Buck's interior is a museum of American kitsch and Silicon Valley history, assembled over decades by MacNiven. Model rockets hang from the ceiling. A life-size cowboy statue guards one corner. Technology artifacts share wall space with Western memorabilia. The aesthetic is deliberately anti-corporate -- a rebuke to the sleek minimalism of the tech campuses down the road. In a region where design is fetishized and every surface is carefully curated, Buck's embraces chaos. The message is clear: the most important work in Silicon Valley happens not in pristine environments but in messy, human ones.

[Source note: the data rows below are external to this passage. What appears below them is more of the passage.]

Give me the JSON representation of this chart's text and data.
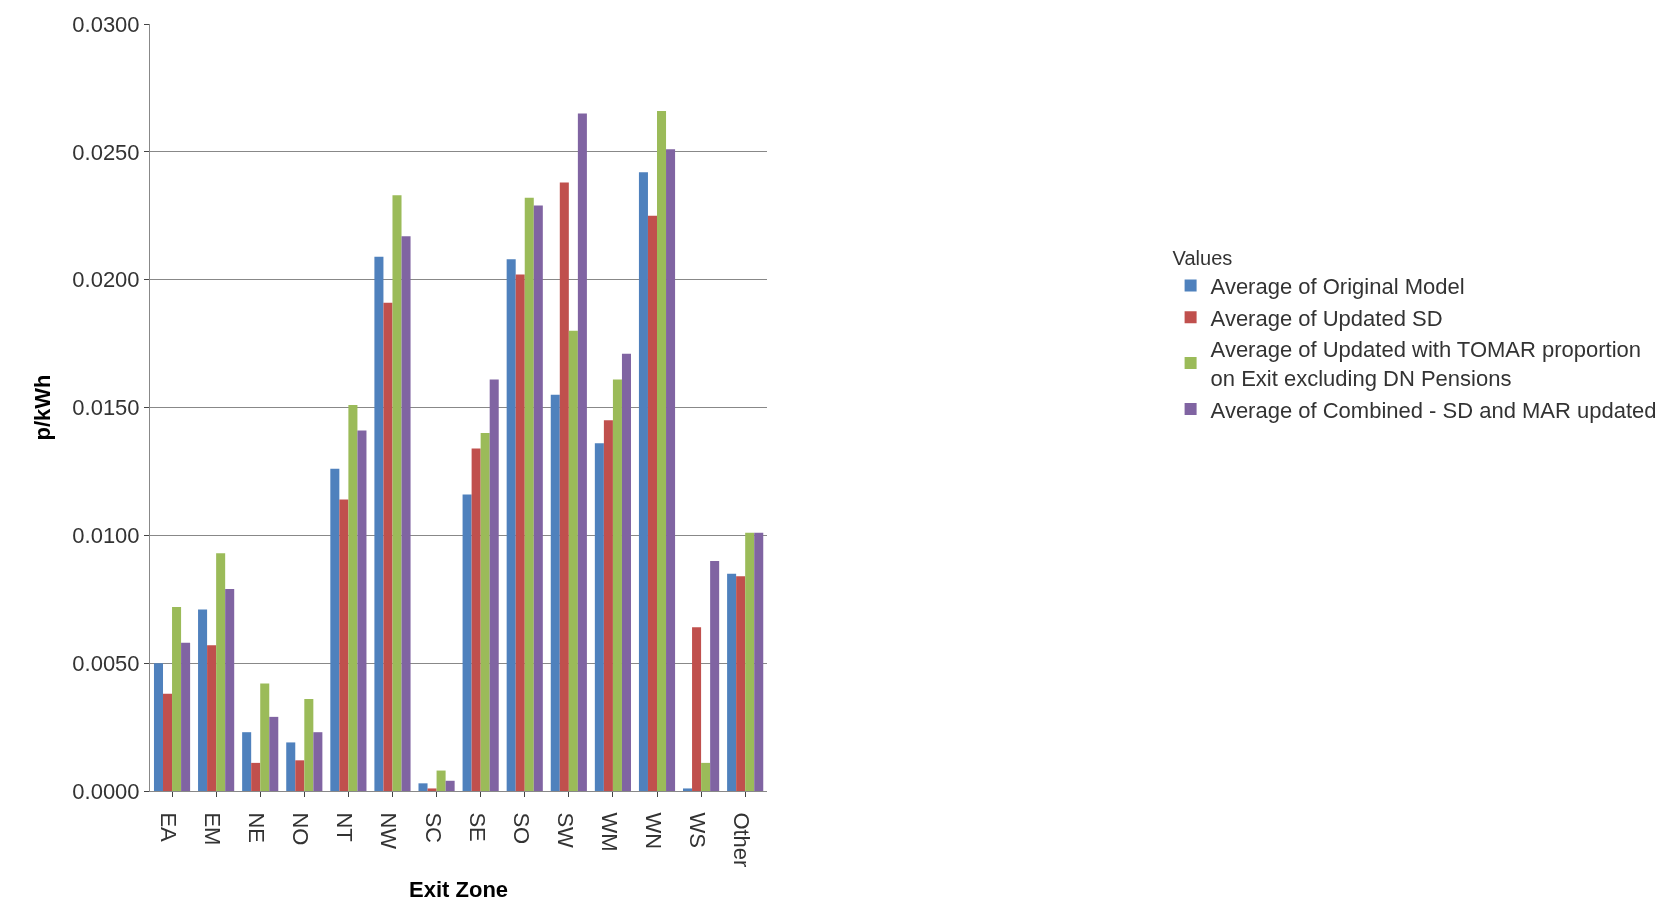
{
  "chart_data": {
    "type": "bar",
    "xlabel": "Exit Zone",
    "ylabel": "p/kWh",
    "legend_title": "Values",
    "categories": [
      "EA",
      "EM",
      "NE",
      "NO",
      "NT",
      "NW",
      "SC",
      "SE",
      "SO",
      "SW",
      "WM",
      "WN",
      "WS",
      "Other"
    ],
    "series": [
      {
        "name": "Average of Original Model",
        "color": "#4f81bd",
        "values": [
          0.005,
          0.0071,
          0.0023,
          0.0019,
          0.0126,
          0.0209,
          0.0003,
          0.0116,
          0.0208,
          0.0155,
          0.0136,
          0.0242,
          0.0001,
          0.0085
        ]
      },
      {
        "name": "Average of Updated SD",
        "color": "#c0504d",
        "values": [
          0.0038,
          0.0057,
          0.0011,
          0.0012,
          0.0114,
          0.0191,
          0.0001,
          0.0134,
          0.0202,
          0.0238,
          0.0145,
          0.0225,
          0.0064,
          0.0084
        ]
      },
      {
        "name": "Average of Updated with TOMAR proportion on Exit excluding DN Pensions",
        "color": "#9bbb59",
        "values": [
          0.0072,
          0.0093,
          0.0042,
          0.0036,
          0.0151,
          0.0233,
          0.0008,
          0.014,
          0.0232,
          0.018,
          0.0161,
          0.0266,
          0.0011,
          0.0101
        ]
      },
      {
        "name": "Average of Combined - SD and MAR updated",
        "color": "#8064a2",
        "values": [
          0.0058,
          0.0079,
          0.0029,
          0.0023,
          0.0141,
          0.0217,
          0.0004,
          0.0161,
          0.0229,
          0.0265,
          0.0171,
          0.0251,
          0.009,
          0.0101
        ]
      }
    ],
    "ylim": [
      0,
      0.03
    ],
    "yticks": [
      {
        "value": 0,
        "label": "0.0000"
      },
      {
        "value": 0.005,
        "label": "0.0050"
      },
      {
        "value": 0.01,
        "label": "0.0100"
      },
      {
        "value": 0.015,
        "label": "0.0150"
      },
      {
        "value": 0.02,
        "label": "0.0200"
      },
      {
        "value": 0.025,
        "label": "0.0250"
      },
      {
        "value": 0.03,
        "label": "0.0300"
      }
    ],
    "grid": "y",
    "legend": "right"
  }
}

Beyond its venture capital fame, Buck's serves the community of Woodside itself -- a town of roughly 5,500 people where horse trails run alongside roads and many residents keep livestock alongside their Tesla fleets. The restaurant is a democratic space in an exclusive community, the place where billionaires sit at the counter alongside trail riders and where the town's social life unfolds in public. That a restaurant this strange and this important exists in a town this small says everything about Silicon Valley's geography of power: the biggest decisions in technology are made not in San Francisco or San Jose but in the quiet, wooded hills between them.
Located at 37.430N, 122.255W on Woodside Road in Woodside, California, in the wooded hills west of Stanford University. The small town is visible among the redwoods. Nearest airports: KPAO (Palo Alto, 5nm east), KSQL (San Carlos, 4nm north). Best viewed at 2,000-3,000 ft AGL.